13.1 Introduction
Orbital lesions, depending on their location and relationship with the intra-orbital structures, can be approached through different surgical routes (transcranial or trans-orbital).
The lateral orbitotomy, also known as Krönlein approach, and its further modifications allow for an easy reach of intra-orbital lesions located in the superior, lateral, and inferior intraconal compartments as well as pathologies of the lateral aspect of the orbital apex.
Lateral orbitotomy takes advantage of a direct approach to orbital content, avoiding potential complication of a transcranial or direct transorbital route.
13.2 Indications
• Orbital intra-conal and extra-conal lesions.
• Lesions of the lateral aspect of the orbital apex.
13.3 Patient Positioning
• Position: The patient is positioned supine with the head fixed with a horseshoe head holder.
• Body: The head is slightly elevated, to facilitate the venous backflow.
• Head: The head is turned 45° to the contralateral side.
• Neck: The neck is slightly extended (about 20°).
• The zygoma must be the highest point in the surgical field.
13.4 Skin Incision
• Italic “S” skin incision (Fig. 13.1)
◦ Starting point: Incision starts at the lateral third of the eyebrow, just above the orbital rim.

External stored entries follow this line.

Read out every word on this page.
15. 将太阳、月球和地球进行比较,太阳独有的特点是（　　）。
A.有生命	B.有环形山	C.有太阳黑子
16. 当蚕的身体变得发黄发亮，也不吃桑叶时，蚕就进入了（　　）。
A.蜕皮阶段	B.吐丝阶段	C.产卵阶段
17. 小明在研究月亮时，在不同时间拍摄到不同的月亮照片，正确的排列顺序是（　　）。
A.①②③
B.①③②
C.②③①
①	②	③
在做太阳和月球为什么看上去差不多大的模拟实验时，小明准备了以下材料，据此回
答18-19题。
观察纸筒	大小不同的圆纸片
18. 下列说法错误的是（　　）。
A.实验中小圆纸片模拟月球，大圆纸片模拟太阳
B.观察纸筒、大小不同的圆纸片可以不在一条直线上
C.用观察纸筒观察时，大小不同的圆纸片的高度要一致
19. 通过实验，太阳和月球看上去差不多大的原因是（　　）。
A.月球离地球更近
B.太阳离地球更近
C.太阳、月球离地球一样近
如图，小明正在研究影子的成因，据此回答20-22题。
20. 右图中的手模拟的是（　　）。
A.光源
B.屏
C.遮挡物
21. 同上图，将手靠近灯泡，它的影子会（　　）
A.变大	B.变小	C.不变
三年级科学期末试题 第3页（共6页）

◦ Course: Incision line runs posteriorly and inferiorly toward the postero-superior (temporal) border of the zygomatic bone.
◦ Ending point: It ends at the zygomatic-temporal suture.
13.4.1 Critical Structures
• Frontal branch of the facial nerve.
• Orbicularis oculi muscle.
• Supraorbital nerve and vessels.
• Lateral canthal ligament.
13.5 Soft Tissue Dissection (Figs. 13.2, 13.3)
• Temporal fascia and periorbit
◦ Superficial temporal muscle fascia is incised, avoiding transecting underlying muscle fibers.
◦ Periorbit is dissected from the inner surface of the lateral wall of the orbit.